DESPEDIDA
Já vivi 38 anos.
Neste milésimo cigarro do dia
começo a preocupar-me com as coronárias.
Preparo um whisky para completar o ritual...
Senhor advogado estas são as primeiras notas, para o caso do inevitável evento:
1º Não deixo bens. Plantei poucas sementes, entretanto, o solo anda meio árido.
2º Deixo minha pele. Está um pouco marcada: Alguns riscos. Foram artes da infância. Outros, porradas da vida.
Vê-se que não é muito bonita mas bem tratada servirá como agasalho.
Outra opção é curtí-la bem; poderá redundar em boa sola.
3º Meus olhos eram bonitos. Hoje apresentam vestígios do pterígio operado e outro por operar.
Mesmo assim, são expressivos - Enquanto vivos.

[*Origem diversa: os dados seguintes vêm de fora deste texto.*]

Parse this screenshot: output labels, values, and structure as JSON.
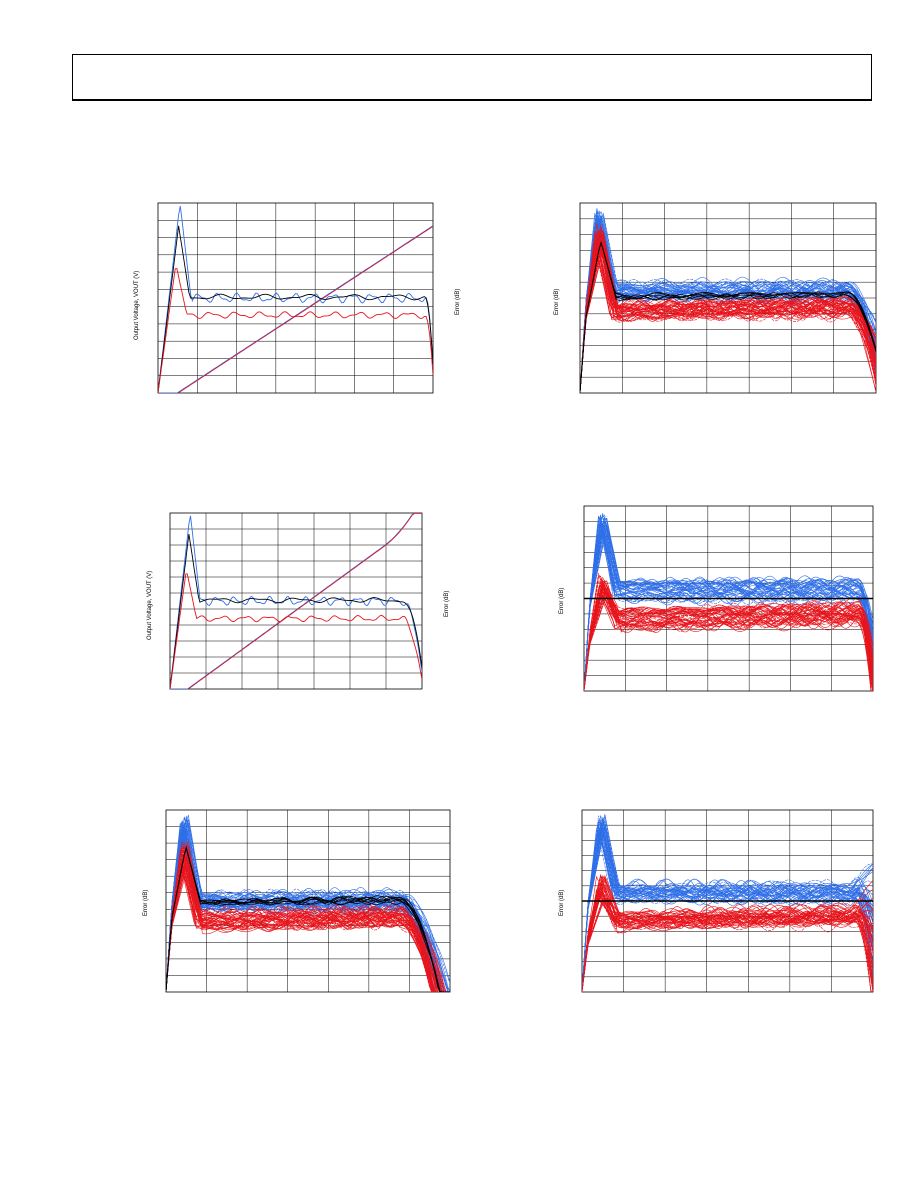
{
  "page": {
    "header_text": ""
  },
  "colors": {
    "blue": "#2f6fe8",
    "red": "#e8141c",
    "black": "#000000",
    "grid": "#000000"
  },
  "chart_data": [
    {
      "id": "p1",
      "type": "line",
      "ylabel": "Output Voltage, VOUT (V)",
      "y2label": "Error (dB)",
      "grid": true,
      "grid_cols": 7,
      "grid_rows": 11,
      "series_colors": [
        "blue",
        "red",
        "black"
      ],
      "error_traces": "few",
      "has_ramp": true
    },
    {
      "id": "p2",
      "type": "line",
      "ylabel": "Error (dB)",
      "grid": true,
      "grid_cols": 7,
      "grid_rows": 12,
      "series_colors": [
        "blue",
        "red",
        "black"
      ],
      "error_traces": "many"
    },
    {
      "id": "p3",
      "type": "line",
      "ylabel": "Output Voltage, VOUT (V)",
      "y2label": "Error (dB)",
      "grid": true,
      "grid_cols": 7,
      "grid_rows": 11,
      "series_colors": [
        "blue",
        "red",
        "black"
      ],
      "error_traces": "few",
      "has_ramp": true
    },
    {
      "id": "p4",
      "type": "line",
      "ylabel": "Error (dB)",
      "grid": true,
      "grid_cols": 7,
      "grid_rows": 12,
      "series_colors": [
        "blue",
        "red",
        "black"
      ],
      "error_traces": "many"
    },
    {
      "id": "p5",
      "type": "line",
      "ylabel": "Error (dB)",
      "grid": true,
      "grid_cols": 7,
      "grid_rows": 11,
      "series_colors": [
        "blue",
        "red",
        "black"
      ],
      "error_traces": "many"
    },
    {
      "id": "p6",
      "type": "line",
      "ylabel": "Error (dB)",
      "grid": true,
      "grid_cols": 7,
      "grid_rows": 12,
      "series_colors": [
        "blue",
        "red",
        "black"
      ],
      "error_traces": "many"
    }
  ]
}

Leve-os imediatamente a um banco de olhos, pois as córneas são aproveitáveis.
4º As vísceras poderão alimentar qualquer cachorro faminto. Não as deixe estragar.
5º A gordura ( Fiquei um pouco obeso nesta puta vida pequeno burguesa) fornecerá bom óleo para qualquer candeeiro precisado.
6º Meu cérebro- pobre cérebro -tem muito fosfato. Adube qualquer terreno estéril.
7º Do resto façam o que quiser.
Os ossos darão bons artesanatos ou, se triturados, bom adubo também.
NB: Quanto ao coração deixem-no sossegado.
As coronárias estão meio obstruídas, mas o
coração é grande...É bom.
Enterrem-no em lugar simples e bucólico.
Não demarquem o local.
Tenho certeza que lá brotarão flores.
Corpo presente de amores deixados.
(Amaury da Silva Rego - Rio de Janeiro, Brasil) TRISTE, MAIS MUITO BELO.